Gefangen im deutschen Regelwerk

Vor 20 Jahren war der Stromhandel noch in den Kinderschuhen und der Gashandel kam nur zögerlich ins Laufen. Vor allem die Handelsplätze waren damals im Fokus.
Der Gashandelsplatz Bunde galt als kontinentaleuropäische Drehscheibe der Zukunft. Doch spätestens 2003 waren die Jubelgesänge der Marktteilnehmer verstummt, denn die Rahmenbedingungen für den Hub erwiesen sich alles andere als günstig. E&M-Redakteur Fritz Wilhelm berichtete damals über den Commodity-Handel in Deutschland und Europa.

Auf den ersten Blick ist die Entscheidung, in Bunde einen Gashandelsplatz einzurichten, sehr nahe liegend. Das Netz der Gas Transport Services (GTS), der Transportgesellschaft der holländischen Gasunie, trifft hier, auf Ferngasleitungen wie zum Beispiel die von Statoil, Norsk Hydro, Ruhrgas und BEB kontrollierte Norddeutsche Erdgas Traversale (Netra). In der Nachbarschaft, in Emden, landen die Nordsee-Pipelines aus den norwegischen Gasfeldern an. Und reichlich Speicherkapazität gibt es auch: auf deutscher Seite etwa 9 Milliarden Kubikmeter, auf holländischer Seite etwa 4,5 Milliarden Kubikmeter, über die Hälfte davon für L-Gas. Warum also nicht einen virtuellen Handelsplatz über Emden und Bunde stülpen?

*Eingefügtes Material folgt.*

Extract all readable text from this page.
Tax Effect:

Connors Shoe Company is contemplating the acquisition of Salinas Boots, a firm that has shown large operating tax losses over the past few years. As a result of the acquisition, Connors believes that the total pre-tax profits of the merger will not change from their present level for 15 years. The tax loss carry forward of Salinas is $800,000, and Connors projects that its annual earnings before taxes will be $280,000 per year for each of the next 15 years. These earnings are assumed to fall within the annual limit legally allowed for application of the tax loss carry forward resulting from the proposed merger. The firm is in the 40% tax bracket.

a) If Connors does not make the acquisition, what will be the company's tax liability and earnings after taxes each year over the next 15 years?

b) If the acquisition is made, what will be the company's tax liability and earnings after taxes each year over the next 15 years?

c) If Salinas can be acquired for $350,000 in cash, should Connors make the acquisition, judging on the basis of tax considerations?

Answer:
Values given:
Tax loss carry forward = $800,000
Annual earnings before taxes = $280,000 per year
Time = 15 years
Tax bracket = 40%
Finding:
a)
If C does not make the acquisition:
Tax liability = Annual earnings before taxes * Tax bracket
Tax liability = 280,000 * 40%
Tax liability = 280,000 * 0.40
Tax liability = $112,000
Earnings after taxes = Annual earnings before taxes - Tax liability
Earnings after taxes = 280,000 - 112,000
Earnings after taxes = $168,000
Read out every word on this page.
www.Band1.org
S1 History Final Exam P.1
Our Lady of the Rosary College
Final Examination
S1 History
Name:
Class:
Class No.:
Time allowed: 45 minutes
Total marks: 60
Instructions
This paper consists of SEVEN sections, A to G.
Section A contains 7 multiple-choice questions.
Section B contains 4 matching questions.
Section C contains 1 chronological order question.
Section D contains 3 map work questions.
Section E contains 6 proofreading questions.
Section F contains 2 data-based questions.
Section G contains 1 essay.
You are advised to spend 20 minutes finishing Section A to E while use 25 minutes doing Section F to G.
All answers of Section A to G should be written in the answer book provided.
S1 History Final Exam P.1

Es gibt ihn mittlerweile. Er firmiert unter dem Namen North West European (NWE) Hub mit HubCo als Betreibergesellschaft. Aufgrund von Meinungsverschiedenheiten der ursprünglichen Interessenten an einem Handelsplatz in der Region Emden hat sich auf holländischer Seite, in Oude Statenzijl, sogar ein zweiter, der Eurohub, entwickelt. Wobei jedoch beide die Bezeichnung „Handelsplattform“ zurzeit Mangels Liquidität beziehungsweise aktiver Marktteilnehmer nicht verdienen.

So richtig attraktiv finden die Händler im Nordwesten im Moment nur den TTF (Title Transfer Facility) in Holland, der von GTS alternativ zum Eurohub entwickelt wurde. Vor allem, weil dort ein Entry-Paid-System vorherrscht. Das heißt: Wer einmal seine Mengen in die Niederlande gebracht hat, kann ohne zusätzliche Entry-Exit-Kapazitäten über den TTF handeln. „Am NWE-Hub sind diese Kapazitäten nicht von vornherein gegeben. Für denjenigen, der in Emden an einem Flansch einkaufen und in Bunde an einem anderen verkaufen möchte, muss HubCo die benötigten Transportkapazitäten im Voraus abschätzen und buchen“, gibt Andree Stracke, Gashändler bei RWE Trading zu bedenken. Ob man sie dann auch zur Verfügung gestellt bekomme, entscheide sich immer erst am Tag zuvor – eine Risikoposition, die kaum abschätzbar sei und für RWE ein gewichtiger Grund, vorerst nicht den HubCo-Vertrag zu unterschreiben. „Der NWE-Hub ist im deutschen Netzzugangsregime gefangen“, nimmt Stracke allerdings die Betreiber in Schutz. Es sei eben ein großer Unterschied, ob man wie in Holland einen „Gas-See“ habe, oder immer noch am Punkt-zu-Punkt-Modell klebe.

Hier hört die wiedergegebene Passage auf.